* Italian yields break below key psychological levels
* ECB cash to support peripheral debt near-term
* Spain finds good demand at 4.5 bln euro bond sale
* Bund futures back away from record highs
By Marius Zaharia and Alessandra Prentice
LONDON, March 1 (Reuters) - Italian two-year bond yields slipped below 2 percent to their lowest level in 15 months on Thursday, as a flood of cheap ECB funding boosted appetite for peripheral debt and also spurred strong demand at a Spanish debt sale.
An additional half trillion euros of three-year European Central Bank funds was added to the financial system on Wednesday and is expected to continue to support a rally in lower-rated euro zone debt in the near term.
Italy's debt outperformed as its domestic banks were among the heaviest bidders for ECB cash, taking 139 billion euros of the total. Two-year yields fell to 1.73 percent, their lowest since October 2010, while 10-year yields dropped 22 basis points to 4.98 percent.
"Confidence is building," said David Keeble, global head of fixed income strategy at Credit Agricole. "We should see a further tightening of the spreads. Surely we've seen most of it and it's going to be a slower grinding now but I think we're on a good trajectory."
The massive take-up of ECB funds by Italian banks has pushed the short end of the Italian yield curve below the Spanish one. One trader called the move "a distortion" and analysts say Spanish bonds should yield less than Italian bonds based on economic fundamentals.

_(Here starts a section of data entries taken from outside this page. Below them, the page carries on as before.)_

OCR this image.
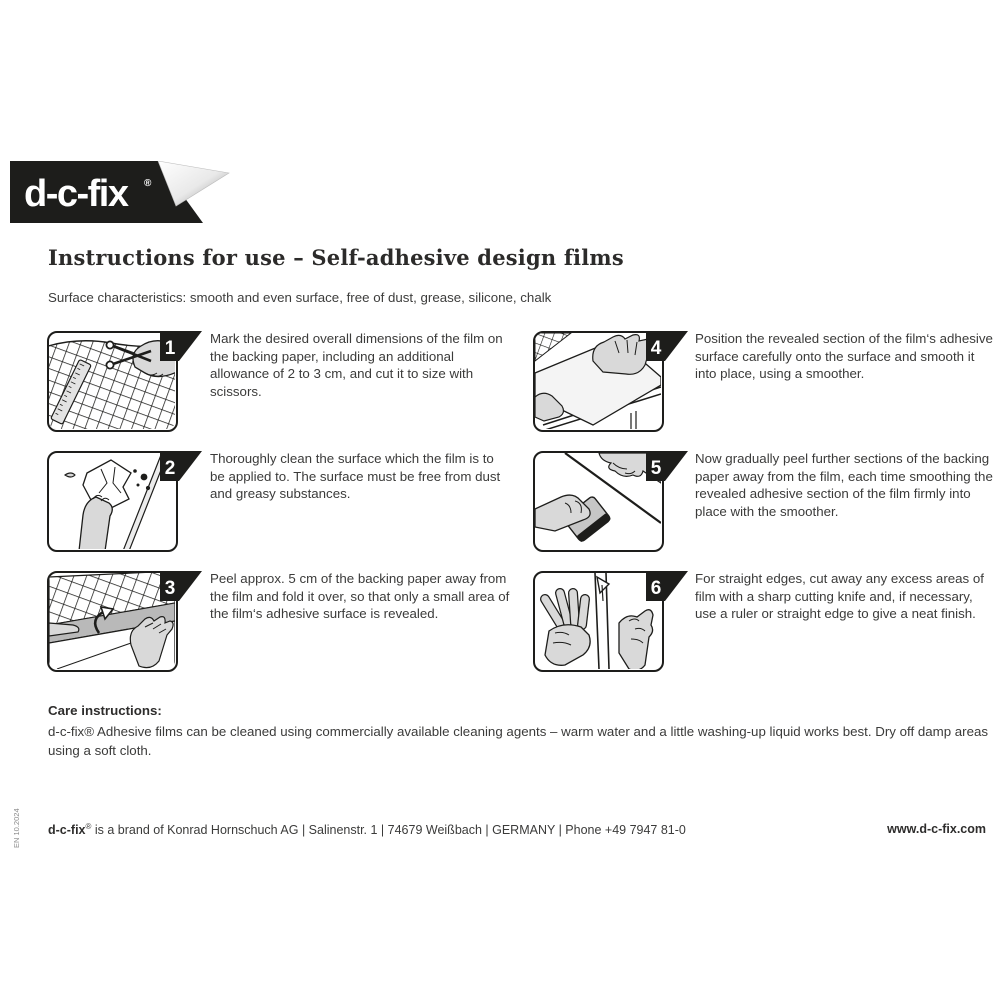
d-c-fix ®
Instructions for use – Self-adhesive design films

Surface characteristics: smooth and even surface, free of dust, grease, silicone, chalk

1	Mark the desired overall dimensions of the film on the backing paper, including an additional allowance of 2 to 3 cm, and cut it to size with scissors.

2	Thoroughly clean the surface which the film is to be applied to. The surface must be free from dust and greasy substances.

3	Peel approx. 5 cm of the backing paper away from the film and fold it over, so that only a small area of the film‘s adhesive surface is revealed.

4	Position the revealed section of the film‘s adhesive surface carefully onto the surface and smooth it into place, using a smoother.

5	Now gradually peel further sections of the backing paper away from the film, each time smoothing the revealed adhesive section of the film firmly into place with the smoother.

6	For straight edges, cut away any excess areas of film with a sharp cutting knife and, if necessary, use a ruler or straight edge to give a neat finish.

Care instructions:

d-c-fix® Adhesive films can be cleaned using commercially available cleaning agents – warm water and a little washing-up liquid works best. Dry off damp areas using a soft cloth.

d-c-fix® is a brand of Konrad Hornschuch AG | Salinenstr. 1 | 74679 Weißbach | GERMANY | Phone +49 7947 81-0	www.d-c-fix.com
EN 10.2024
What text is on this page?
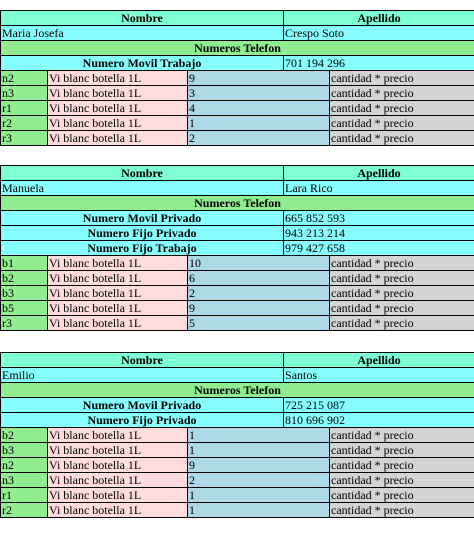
Nombre			Apellido	
Maria Josefa			Crespo Soto	
Numeros Telefon				
Numero Movil Trabajo			701 194 296	
n2	Vi blanc botella 1L	9		cantidad * precio
n3	Vi blanc botella 1L	3		cantidad * precio
r1	Vi blanc botella 1L	4		cantidad * precio
r2	Vi blanc botella 1L	1		cantidad * precio
r3	Vi blanc botella 1L	2		cantidad * precio
Nombre			Apellido	
Manuela			Lara Rico	
Numeros Telefon				
Numero Movil Privado			665 852 593	
Numero Fijo Privado			943 213 214	
Numero Fijo Trabajo			979 427 658	
b1	Vi blanc botella 1L	10		cantidad * precio
b2	Vi blanc botella 1L	6		cantidad * precio
b3	Vi blanc botella 1L	2		cantidad * precio
b5	Vi blanc botella 1L	9		cantidad * precio
r3	Vi blanc botella 1L	5		cantidad * precio
Nombre			Apellido	
Emilio			Santos	
Numeros Telefon				
Numero Movil Privado			725 215 087	
Numero Fijo Privado			810 696 902	
b2	Vi blanc botella 1L	1		cantidad * precio
b3	Vi blanc botella 1L	1		cantidad * precio
n2	Vi blanc botella 1L	9		cantidad * precio
n3	Vi blanc botella 1L	2		cantidad * precio
r1	Vi blanc botella 1L	1		cantidad * precio
r2	Vi blanc botella 1L	1		cantidad * precio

Spain has been under pressure after recent data showed it overshot its budget target last year and the rally in Spanish bonds also lagged because the country frontloaded its debt issuance, having now issued almost 40 percent of its 2012 goal.
A 4.5 billion euro sale of shorter-dated Spanish bonds drew healthy demand on Thursday.
THE ELEPHANT IN THE ROOM
While the rally could continue for another couple of days or weeks, analysts say sentiment could quickly turn around due to the myriad of problems in the euro zone yet to be addressed.
Newedge Strategy's market economist Annalisa Piazza said she ruled out that "the extent of the tightening in peripheral spreads over German Bunds would be massive," due to risks of a deep recession in southern euro zone states.
"Some accounts are getting in some trades just waiting for the curve to flatten. They are expecting some profit taking on the 2-year and 3-year paper, which is looking super expensive," the trader said.
Greece, described by Credit Agricole's Keeble as "the elephant in the room", will remain in focus.
Even if the Greek debt swap that is currently under way is successful, Greece's economy will still look worse than Portugal, seen by many as the next country in line to restructure its debt. The new Greek bonds are thus likely to price in a high risk of another debt restructuring.
Greece has not yet triggered payment on controversial default insurance contracts, but Athens' huge debt restructuring is still expected to end up causing a credit default swap payout.
German Bund futures were last 61 ticks lower at 139.28, having fallen from all-time highs of 140.28 hit on Wednesday, when they gained in tandem with peripheral bonds.
"Liquidity lifts all boats," Keeble said. "But when the U.S. Treasury market is under so much pressure and the (U.S.) growth numbers have been coming in strong, you can't offset that entirely with extra ECB cash."